What is bootstrapping?

The bootstrapping process is about a method in statistics for estimating distribution functionsin which the so-called resampling procedure is used. Resampling describes a procedure of repeatedly drawing sub-samples from an initial sample in order to obtain conclusions about variables of the original distribution function such as mean or standard deviation.

Bootstrapping is used where the distribution function of a statistic is not known and must therefore be estimated. A prerequisite for the mode of operation is a certain size of the initial sample.

The name bootstrapping is derived from the English word for bootstrap and has its origin in the story of Baron von Münchhausen. Since, according to the story, Baron von Münchhausen pulled himself out of the swamp by his own boots, this metaphor is also taken up for the method, in that in the bootstrap method the sub-sample is drawn from one's own sample.

What are statistical methods in bootstrapping?

Since bootstrapping merely describes a general procedure in statistics, different concrete bootstrapping procedures also developed for different areas of application. At i.i.d Bootstrap (independent and identically distributed), for example, the procedure is to repeatedly draw a certain sub-sample size from the initial sample with reserve. After drawing the defined number of sample repetitions, the approximated distribution can be used to generate a confidence interval.

Since the i.i.d bootstrap cannot represent a temporal correlation of the data, the following is used for such cases Block bootstrap is applied. In this method, the data are divided into contiguous blocks in a preparatory step. By dividing the trend time series function into a trend and residual component, the basis for carrying out the method is created. The residual part corresponds to the difference between the respective measurement and estimation point. Using drag and drop, residual blocks are repeatedly drawn until the length of the original signal or the initial sample is reached and then added to the trend time series. By repeatedly applying this sample repetition, a temporal correlation function can finally be represented with this procedure by means of a bootstrap.

In contrast to the previously described methods of non-parametric bootstrapping, parametric bootstrapping assumes a certain distribution of the initial sample. Non-parametric bootstrapping takes advantage of the fact of non-parametric statistics that for its application no assumptions are made about the distribution, as this only emerges from the sample under consideration. At parametric bootstrapping one concentrates on estimating the parameters of the assumed distribution.

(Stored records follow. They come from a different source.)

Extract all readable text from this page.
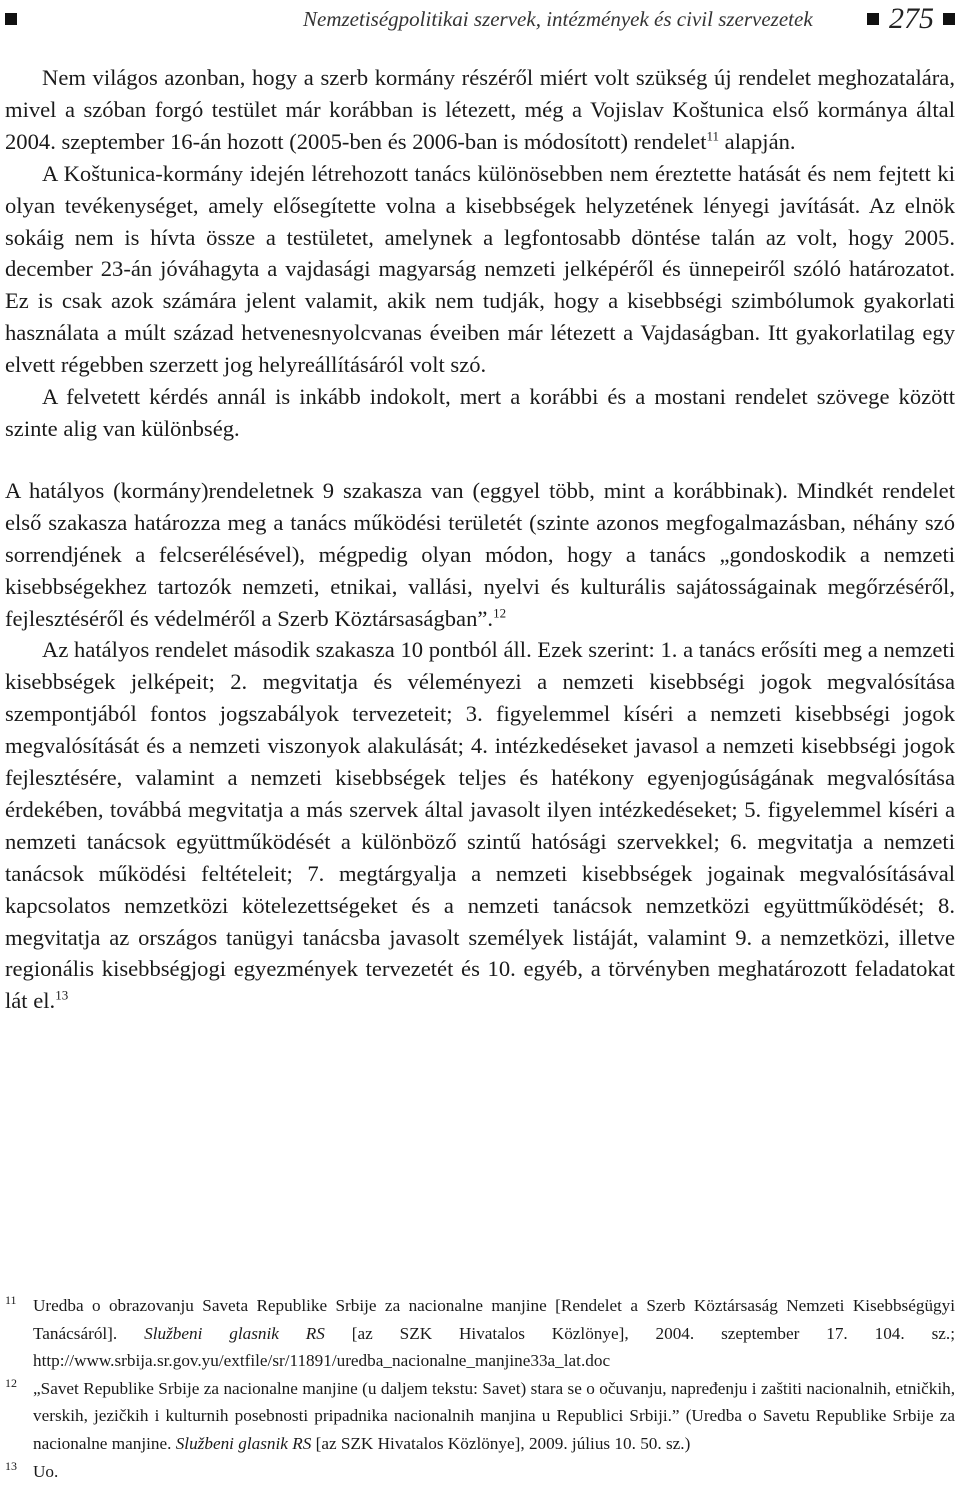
Nemzetiségpolitikai szervek, intézmények és civil szervezetek	275

Nem világos azonban, hogy a szerb kormány részéről miért volt szükség új rendelet meghozatalára, mivel a szóban forgó testület már korábban is létezett, még a Vojislav Koštunica első kormánya által 2004. szeptember 16-án hozott (2005-ben és 2006-ban is módosított) rendelet$^{11}$ alapján.

A Koštunica-kormány idején létrehozott tanács különösebben nem éreztette hatását és nem fejtett ki olyan tevékenységet, amely elősegítette volna a kisebbségek helyzetének lényegi javítását. Az elnök sokáig nem is hívta össze a testületet, amelynek a legfontosabb döntése talán az volt, hogy 2005. december 23-án jóváhagyta a vajdasági magyarság nemzeti jelképéről és ünnepeiről szóló határozatot. Ez is csak azok számára jelent valamit, akik nem tudják, hogy a kisebbségi szimbólumok gyakorlati használata a múlt század hetvenesnyolcvanas éveiben már létezett a Vajdaságban. Itt gyakorlatilag egy elvett régebben szerzett jog helyreállításáról volt szó.

A felvetett kérdés annál is inkább indokolt, mert a korábbi és a mostani rendelet szövege között szinte alig van különbség.

A hatályos (kormány)rendeletnek 9 szakasza van (eggyel több, mint a korábbinak). Mindkét rendelet első szakasza határozza meg a tanács működési területét (szinte azonos megfogalmazásban, néhány szó sorrendjének a felcserélésével), mégpedig olyan módon, hogy a tanács „gondoskodik a nemzeti kisebbségekhez tartozók nemzeti, etnikai, vallási, nyelvi és kulturális sajátosságainak megőrzéséről, fejlesztéséről és védelméről a Szerb Köztársaságban”.$^{12}$

Az hatályos rendelet második szakasza 10 pontból áll. Ezek szerint: 1. a tanács erősíti meg a nemzeti kisebbségek jelképeit; 2. megvitatja és véleményezi a nemzeti kisebbségi jogok megvalósítása szempontjából fontos jogszabályok tervezeteit; 3. figyelemmel kíséri a nemzeti kisebbségi jogok megvalósítását és a nemzeti viszonyok alakulását; 4. intézkedéseket javasol a nemzeti kisebbségi jogok fejlesztésére, valamint a nemzeti kisebbségek teljes és hatékony egyenjogúságának megvalósítása érdekében, továbbá megvitatja a más szervek által javasolt ilyen intézkedéseket; 5. figyelemmel kíséri a nemzeti tanácsok együttműködését a különböző szintű hatósági szervekkel; 6. megvitatja a nemzeti tanácsok működési feltételeit; 7. megtárgyalja a nemzeti kisebbségek jogainak megvalósításával kapcsolatos nemzetközi kötelezettségeket és a nemzeti tanácsok nemzetközi együttműködését; 8. megvitatja az országos tanügyi tanácsba javasolt személyek listáját, valamint 9. a nemzetközi, illetve regionális kisebbségjogi egyezmények tervezetét és 10. egyéb, a törvényben meghatározott feladatokat lát el.$^{13}$

11 Uredba o obrazovanju Saveta Republike Srbije za nacionalne manjine [Rendelet a Szerb Köztársaság Nemzeti Kisebbségügyi Tanácsáról]. Službeni glasnik RS [az SZK Hivatalos Közlönye], 2004. szeptember 17. 104. sz.; http://www.srbija.sr.gov.yu/extfile/sr/11891/uredba_nacionalne_manjine33a_lat.doc
12 „Savet Republike Srbije za nacionalne manjine (u daljem tekstu: Savet) stara se o očuvanju, napređenju i zaštiti nacionalnih, etničkih, verskih, jezičkih i kulturnih posebnosti pripadnika nacionalnih manjina u Republici Srbiji.” (Uredba o Savetu Republike Srbije za nacionalne manjine. Službeni glasnik RS [az SZK Hivatalos Közlönye], 2009. július 10. 50. sz.)
13 Uo.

Where is the process used in machine learning?

In the area of the machine learning the procedure is carried out within the framework of the so-called Bagging (short for "bootstrap aggregating") is used. Bagging is used in particular for Regressions- and Classification trees Bootstrapping is used to reduce variance and thus improve prediction values. Bootstrapping is used in bagging to draw samples (bootstrap), which are trained with the prediction model and finally aggregated to a prediction value (aggregating). Also in the area of Temporal Difference Learning in the reinforcement learning environment, the procedure is used by iteratively optimising the objective function through variance reduction.

The Programming language R offers an implementation for non-parametric bootstrapping. By specifying the parameters, individual variables or vectors can be calculated. In a next step, the associated confidence intervals can also be determined.

Statistical software such as SPPS from IBM or Stata also offer largely automated bootstrapping application procedures. SPSS even provides its own module with many functionalities. After entering the individual parameters, the sampling distribution is estimated using the method described.